A dialog box will appear telling you about a new version of Cytoscape. Click "close", as we will not be installing any new versions today!

Load the network

  1. With Cytoscape open, click on File \(\rightarrow\) Import \(\rightarrow\) Network from file
  2. Open the c1.ntw file by (a) typing in the absolute path in the File Name box: /nesi/nobackup/nesi02659/MGSS_U/<YOUR FOLDER>/7.viruses/vConTACT2_Results/c1.ntw or (b) navigate to the file using the GUI.
  3. In the Import Network From Table pop-up box:

    1. Click on Advanced Options
      1. Select SPACE as the delimiter
      2. Uncheck Use first line as column names
      3. Click OK

    load cytoscape 1

    1. In the drop-down menu for 'Column 1', select the green dot (source node)
    2. For Column 2 select the red target (Target node)
    3. Click OK

    load cytoscape 2

It will now ask if you want to create a view for your large networks now. Click OK. This may take a minute to generate the network visualisation.

Annotate the network

There are many ways to modify and inspect this visualisation. One basic addition that will help us interpret the results here is to colour code the viral genomes based on reference (RefSeq) genomes and the viral contigs recovered from our dataset. We can do this by loading the genome_by_genome_overview.csv file.

Dataset column

For the purposes of this workshop, we have added the additional column Dataset to the genome_by_genome_overview.csv file stating whether each viral sequence originated from either the reference database (RefSeq) or our own data (Our_data). This column is not generated by vConTACT2, but you can open the file in Excel to add any additional columns you would like to colour code the nodes by.

Click File/Import/Table from file and select the genome_by_genome_overview.csv file to open. In the pop-up box, leave the settings as default and click OK. This will add a bunch of metadata to your network table. We can now use this to colour code the nodes in the network.
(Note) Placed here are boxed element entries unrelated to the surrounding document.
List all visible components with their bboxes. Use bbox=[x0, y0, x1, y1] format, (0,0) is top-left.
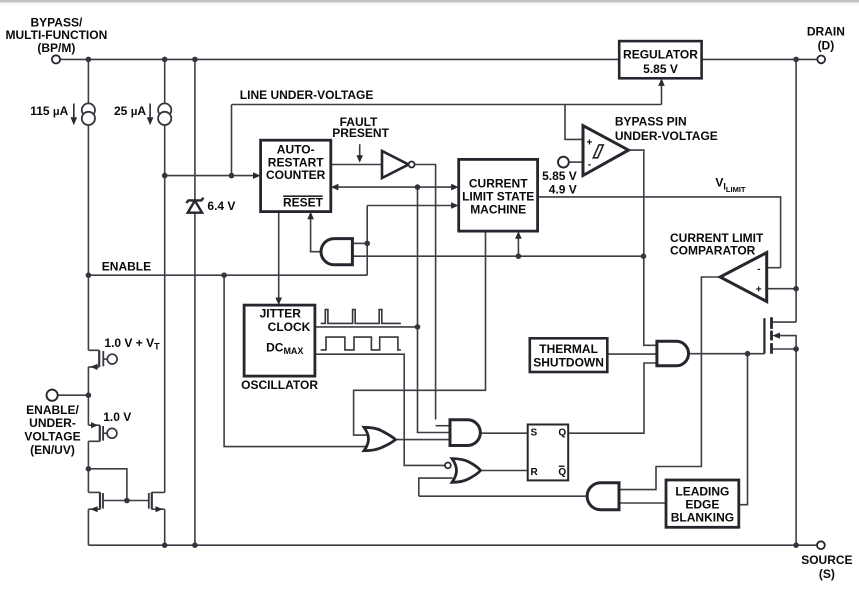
arrow mirror-left source bbox=[90, 506, 97, 512]
junction: ENABLE line / OR1 branch bbox=[221, 272, 227, 278]
svg-text:COUNTER: COUNTER bbox=[266, 168, 326, 182]
arrow left into auto-restart right edge bbox=[331, 184, 339, 191]
arrow reset up bbox=[307, 212, 314, 220]
wire: MOSFET drain connection bbox=[772, 321, 797, 323]
junction: gate node / LEB branch bbox=[745, 351, 751, 357]
115uA current source I1 bbox=[82, 103, 95, 125]
oscillator DCmax waveform bbox=[321, 337, 401, 350]
svg-text:(EN/UV): (EN/UV) bbox=[30, 443, 75, 457]
junction: MOSFET source / body tie bbox=[793, 346, 799, 352]
wire: mirror left FET drain/source stubs bbox=[88, 492, 100, 509]
svg-text:SHUTDOWN: SHUTDOWN bbox=[533, 355, 604, 369]
wire: auto-restart/clock vertical x=417.5 bbox=[418, 187, 451, 432]
overline for RESET bbox=[283, 195, 323, 197]
svg-text:OSCILLATOR: OSCILLATOR bbox=[241, 378, 318, 392]
svg-text:5.85 V: 5.85 V bbox=[542, 169, 577, 183]
wire: mirror right FET drain/source stubs bbox=[152, 492, 165, 509]
svg-text:EDGE: EDGE bbox=[685, 498, 719, 512]
wire: gate node branch to LEB input bbox=[739, 354, 748, 505]
terminal: DRAIN (D) bbox=[817, 56, 825, 64]
wire: FET1 drain/source stubs bbox=[88, 350, 99, 367]
wire: OR2 output to latch R bbox=[481, 470, 528, 472]
box: SR latch bbox=[528, 425, 569, 481]
junction: clock output / fault riser bbox=[415, 324, 421, 330]
svg-text:25 μA: 25 μA bbox=[114, 104, 146, 118]
junction: comparator plus / drain sense bbox=[793, 286, 799, 292]
svg-text:BYPASS PIN: BYPASS PIN bbox=[615, 114, 687, 128]
svg-text:MACHINE: MACHINE bbox=[470, 202, 526, 216]
wire: FET2 drain/source stubs bbox=[88, 425, 99, 441]
wire: mirror gate link y=500.5 bbox=[103, 500, 149, 502]
svg-text:DRAIN: DRAIN bbox=[807, 25, 845, 39]
wire: bypass comparator output down x=643.8 bbox=[629, 150, 657, 345]
comparator +/- signs bbox=[587, 137, 762, 295]
wire: MOSFET source connection bbox=[772, 348, 797, 350]
svg-text:LINE UNDER-VOLTAGE: LINE UNDER-VOLTAGE bbox=[240, 88, 374, 102]
comparator: current limit (points left) bbox=[720, 253, 767, 302]
arrow up into regulator bottom bbox=[658, 78, 665, 86]
junction: source rail / bus B2 bbox=[162, 542, 168, 548]
arrow 115uA down bbox=[71, 117, 78, 125]
wire: regulator feed line y=104.5 bbox=[232, 104, 662, 106]
wire: LEB-AND output line y=496.2 bbox=[419, 495, 587, 497]
wire: enable branch x=224.1 to OR1 bbox=[224, 275, 366, 446]
FET2 gate reference circle bbox=[107, 428, 117, 438]
wire: bus B1 x=88.4 mid bbox=[87, 367, 89, 425]
svg-text:CLOCK: CLOCK bbox=[268, 320, 311, 334]
svg-text:+: + bbox=[756, 285, 762, 296]
wire: OR1 output to AND1 bbox=[396, 439, 451, 441]
svg-text:BLANKING: BLANKING bbox=[671, 511, 734, 525]
wire: clock output y=326.9 bbox=[315, 326, 418, 328]
wire: bypass comp plus input bbox=[565, 105, 583, 140]
junction: source rail / bus B3 bbox=[192, 542, 198, 548]
wire: LEB output to LEB-AND lower input bbox=[619, 502, 666, 504]
gate: OR1 bbox=[364, 427, 396, 450]
svg-text:CURRENT: CURRENT bbox=[469, 177, 528, 191]
wire: EN/UV terminal lead bbox=[58, 394, 89, 396]
bubble on inverter output bbox=[409, 162, 415, 168]
svg-text:Q: Q bbox=[558, 427, 566, 438]
box: CURRENT LIMIT STATE MACHINE bbox=[459, 159, 538, 231]
junction: BP/M rail / bus B1 bbox=[86, 57, 92, 63]
MOSFET output transistor bbox=[764, 317, 771, 354]
wire: comparator minus input y=267.7 bbox=[767, 267, 781, 269]
wire: thermal AND output to gate y=353.7 bbox=[689, 353, 765, 355]
wire: bottom source rail bbox=[88, 544, 817, 546]
wire: current limit comparator output path bbox=[619, 277, 720, 490]
wire: comparator plus input y=288.7 bbox=[767, 288, 796, 290]
svg-text:VOLTAGE: VOLTAGE bbox=[24, 430, 80, 444]
svg-text:ENABLE/: ENABLE/ bbox=[26, 403, 79, 417]
wire: fault-present bidirectional line y=187.1 bbox=[338, 186, 453, 188]
junction: source rail / MOSFET source bbox=[793, 542, 799, 548]
wire: line under-voltage drop x=231.5 bbox=[231, 105, 233, 176]
gate: OR2 bbox=[452, 459, 481, 483]
box: REGULATOR 5.85V bbox=[619, 41, 701, 78]
bubble on OR2 input bbox=[445, 463, 451, 469]
junction: bypass-uv line / state machine arrow bbox=[516, 253, 522, 259]
terminal: BYPASS/MULTI-FUNCTION (BP/M) bbox=[52, 55, 60, 63]
wire: top rail REGULATOR to DRAIN terminal bbox=[702, 58, 818, 60]
latch pin labels bbox=[531, 427, 567, 478]
overline for Qbar bbox=[559, 465, 565, 467]
svg-text:RESTART: RESTART bbox=[268, 155, 324, 169]
wire: bus B1 x=88.4 lower bbox=[87, 441, 89, 492]
wire: auto-restart to inverter y=164.5 bbox=[331, 164, 382, 166]
svg-text:-: - bbox=[588, 160, 591, 171]
svg-text:COMPARATOR: COMPARATOR bbox=[670, 244, 756, 258]
wire: MOSFET body tie bbox=[778, 336, 796, 349]
wire: FET1 gate lead bbox=[103, 358, 107, 360]
svg-text:S: S bbox=[531, 427, 538, 438]
wire: thermal shutdown output y=354.1 bbox=[607, 353, 657, 355]
svg-text:THERMAL: THERMAL bbox=[539, 342, 598, 356]
arrow into state machine input 1 bbox=[451, 184, 459, 191]
wire: bus B2 x=164.7 bbox=[164, 59, 166, 492]
gate: thermal AND bbox=[657, 341, 689, 366]
svg-text:RESET: RESET bbox=[283, 196, 324, 210]
junction: line under-voltage / auto-restart input bbox=[229, 173, 235, 179]
oscillator clock waveform bbox=[321, 310, 401, 324]
wire: bypass comp minus input from 5.85/4.9 terminal bbox=[569, 161, 583, 163]
svg-text:(D): (D) bbox=[818, 39, 835, 53]
FET1 (1.0V+VT) symbol bars bbox=[99, 350, 103, 367]
wire: OR2 lower input from LEB-AND output bbox=[419, 478, 453, 496]
svg-text:LEADING: LEADING bbox=[675, 485, 729, 499]
wire: inverter line into AND1 top bbox=[436, 425, 450, 427]
svg-text:REGULATOR: REGULATOR bbox=[623, 47, 698, 61]
wire: drain vertical x=796.1 upper bbox=[795, 59, 797, 322]
svg-text:115 μA: 115 μA bbox=[30, 104, 68, 118]
svg-text:(BP/M): (BP/M) bbox=[37, 41, 75, 55]
svg-text:6.4 V: 6.4 V bbox=[207, 199, 235, 213]
svg-text:ENABLE: ENABLE bbox=[102, 260, 151, 274]
wire: 25uA tap to auto-restart input y=175.6 bbox=[165, 175, 255, 177]
junction: bus B2 / auto-restart input bbox=[162, 173, 168, 179]
wire: state machine bottom output path bbox=[354, 231, 486, 435]
wire: ENABLE line y=275.2 bbox=[88, 274, 367, 276]
comparator: bypass pin under-voltage bbox=[583, 126, 629, 176]
wire: source vertical x=796.1 to rail bbox=[795, 349, 797, 545]
wire: VILIMIT line y=196.9 bbox=[538, 197, 781, 268]
wire: inverter output to x=435.6 bbox=[415, 165, 436, 420]
mirror right FET bars bbox=[149, 492, 152, 509]
box: OSCILLATOR bbox=[244, 305, 315, 376]
junction: mirror gate tie / bus B1 bbox=[86, 466, 92, 472]
zener diode VR1 6.4V bbox=[186, 198, 203, 213]
wire: top rail BP/M to REGULATOR bbox=[60, 58, 619, 60]
wire: bus B2 x=164.7 to rail bbox=[164, 509, 166, 545]
wire: enable riser x=367.2 bbox=[366, 206, 368, 276]
svg-text:UNDER-VOLTAGE: UNDER-VOLTAGE bbox=[615, 129, 718, 143]
mirror left FET bars bbox=[100, 492, 103, 509]
box: LEADING EDGE BLANKING bbox=[666, 480, 739, 527]
junction: EN/UV terminal / bus B1 bbox=[86, 392, 92, 398]
wire: bus B3 x=194.9 upper (to zener) bbox=[194, 59, 196, 200]
junction: ENABLE line / bus B1 bbox=[86, 272, 92, 278]
svg-text:R: R bbox=[531, 467, 539, 478]
junction: BP/M rail / bus B3 bbox=[192, 57, 198, 63]
svg-text:+: + bbox=[587, 137, 593, 148]
arrowheads bbox=[71, 78, 780, 512]
gate: inverter U1 bbox=[382, 151, 409, 178]
terminal: ENABLE/UNDER-VOLTAGE (EN/UV) bbox=[47, 390, 58, 401]
wire: fault arrow stem bbox=[359, 144, 361, 155]
gate: reset AND (points left) bbox=[321, 239, 352, 265]
gate: LEB AND (points left) bbox=[587, 483, 619, 510]
svg-text:4.9 V: 4.9 V bbox=[549, 183, 577, 197]
wire: state machine up arrow stem x=518.4 bbox=[517, 239, 519, 257]
wire: DCmax output to OR2 bubble bbox=[315, 354, 445, 465]
box: THERMAL SHUTDOWN bbox=[530, 338, 608, 372]
junction: mirror gate link bbox=[124, 498, 130, 504]
MOSFET channel dashes bbox=[770, 317, 773, 354]
arrow FET2 drain right bbox=[91, 422, 98, 428]
wire: regulator bottom arrow stem x=661.5 bbox=[661, 86, 663, 105]
wire: bus B1 x=88.4 to rail bbox=[87, 509, 89, 545]
svg-text:(S): (S) bbox=[819, 567, 835, 581]
arrow mirror-right source bbox=[156, 506, 163, 512]
wire: enable to state machine y=205.5 bbox=[367, 205, 452, 207]
junction: drain node at top rail bbox=[793, 57, 799, 63]
svg-text:1.0 V + VT: 1.0 V + VT bbox=[104, 336, 160, 352]
arrow 25uA down bbox=[147, 117, 154, 125]
wire: bus B3 x=194.9 lower (zener to rail) bbox=[194, 213, 196, 545]
svg-text:1.0 V: 1.0 V bbox=[103, 410, 131, 424]
wire: reset AND output to RESET arrow bbox=[311, 219, 322, 252]
svg-text:AUTO-: AUTO- bbox=[277, 142, 315, 156]
junction: enable riser / reset AND input bbox=[364, 241, 370, 247]
terminal: 5.85V/4.9V reference input bbox=[558, 157, 569, 168]
FET2 (1.0V) symbol bars bbox=[100, 425, 103, 441]
svg-text:-: - bbox=[757, 264, 760, 275]
MOSFET gate bar bbox=[763, 318, 765, 354]
svg-text:LIMIT STATE: LIMIT STATE bbox=[462, 190, 534, 204]
svg-text:5.85 V: 5.85 V bbox=[643, 62, 678, 76]
arrow fault present down bbox=[356, 155, 363, 163]
arrow into state machine input 2 bbox=[451, 202, 459, 209]
wire: reset AND top input bbox=[352, 242, 367, 244]
arrow FET1 source left bbox=[90, 364, 97, 370]
junction: bypass-uv line / comparator drop bbox=[641, 253, 647, 259]
top gray border bbox=[0, 0, 859, 2]
wire: bus B1 x=88.4 upper bbox=[87, 59, 89, 350]
arrow into auto-restart counter left bbox=[253, 172, 261, 179]
wire: FET2 gate lead bbox=[103, 432, 107, 434]
wire: latch Q to thermal AND bbox=[568, 363, 657, 433]
svg-text:PRESENT: PRESENT bbox=[332, 126, 389, 140]
svg-text:UNDER-: UNDER- bbox=[29, 416, 76, 430]
arrow into oscillator top bbox=[275, 298, 282, 306]
svg-text:SOURCE: SOURCE bbox=[801, 553, 852, 567]
wire: bypass-uv line y=256.2 bbox=[352, 255, 643, 257]
wire: auto-restart to oscillator x=278.7 bbox=[278, 212, 280, 298]
svg-text:BYPASS/: BYPASS/ bbox=[31, 15, 83, 29]
arrow MOSFET body left bbox=[772, 333, 780, 339]
svg-text:JITTER: JITTER bbox=[260, 306, 302, 320]
wire: mirror diode tie bbox=[88, 469, 127, 501]
25uA current source I2 bbox=[158, 103, 171, 125]
junction: fault line / clock riser bbox=[415, 184, 421, 190]
junction: BP/M rail / bus B2 bbox=[162, 57, 168, 63]
arrow up into state machine bottom bbox=[515, 231, 522, 239]
svg-text:Q: Q bbox=[558, 467, 566, 478]
box: AUTO-RESTART COUNTER bbox=[261, 140, 331, 211]
FET1 gate reference circle bbox=[107, 354, 117, 364]
hysteresis symbol inside comparator bbox=[593, 145, 603, 158]
arrow stems for current source labels bbox=[74, 104, 150, 119]
gate: AND1 (sets latch) bbox=[450, 420, 480, 446]
wire: AND1 output to latch S bbox=[481, 432, 528, 434]
terminal: SOURCE (S) bbox=[817, 541, 825, 549]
To colour code the nodes by genome source (Refseq or Our_data):

  1. Click the Style tab on the far left
  2. Select the dropdown arrow by Fill Color
  3. Next to Column click on --select value-- and select Dataset
  4. For Mapping Type, select Discrete Mapping.
  5. Then for each of Refseq and Our_data, click the three dots in the empty box to the right of the label and select a colour for that dataset.

You can now zoom in on the network and select viral contigs from your own dataset, and examine which reference viruses may be the most closely related. This can give an indication of the possible taxonomy of your own viruses based on their gene-sharing relatedness to the known reference genomes.